Not only did Woods survive the opening round of the Tavistock Cup in Florida, but he showed no sign of a limp and, partnering England's Justin Rose in a better-ball format, played with distinction.
"I did the smart and prudent thing this time, hence I'm back in a week," said the 36-year-old who quit in Doral with seven holes of his final round remaining. "I've played through pain before and set myself back. Last year, I missed two majors because of it. I want to be ready for Augusta."
Following the denouement of the mega-bucks event at Lake Nona today, Woods plans to tee it up in the Arnold Palmer Invitational which starts at nearby Bay Hill on Thursday and then take next week off before travelling to Georgia on a mission to win his first major in four years. The game will be relieved to have him in the field, regardless of the latest "revelations" to leak out from Hank Haney's forthcoming book about their six years together.
His former coach claimed 'The Big Miss' would concentrate on golf, but American newspapers have been awash with snippets. Woods is depicted as cold and mean.

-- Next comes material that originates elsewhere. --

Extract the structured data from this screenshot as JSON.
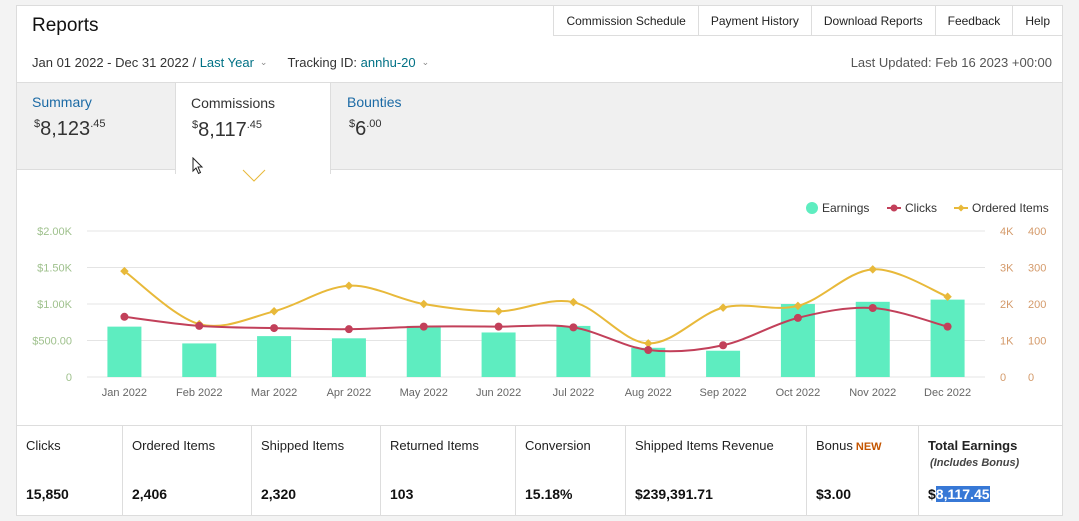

Haney claims Woods, who was furious when he discovered the book was being written, disliked some of his rivals and went as far as naming them. Ian Poulter is supposedly one of these, as is Phil Mickelson.
Already, The Big Miss, to be published next week to coincide with the Masters, has caused plenty of discomfort for Woods, who has become tetchy when asked about it.
Haney also says that during the 2006 Ryder Cup, Woods turned on the adult channel when he was sharing a room with his team-mate Zach Johnson. Haney says Woods thought the reaction of Johnson, a devout Christian, was funny.
"It was so funny watching him acting like everything was normal," Woods told Haney.
"I got him pretty good."
In the book, Haney wrote that Woods would make others pick up the tab for takeout orders and would leave a restaurant abruptly when he had finished eating, regardless of whether his dining companions had finished.
"When he was done - and he habitually ate fast - you were done," Haney wrote, adding that Woods "seemed to think it was funny to be cheap."
Haney worked with Woods from 2004 until May 2010 when he quit via text message.
Woods' agent, Mark Steinberg, inferred the timing of the book's release, just ahead of the Masters, revealed Haney's true colours.
"The disruptive timing of this book shows that Haney's self-promotion is more important to him than any other person or tournament," Steinberg said.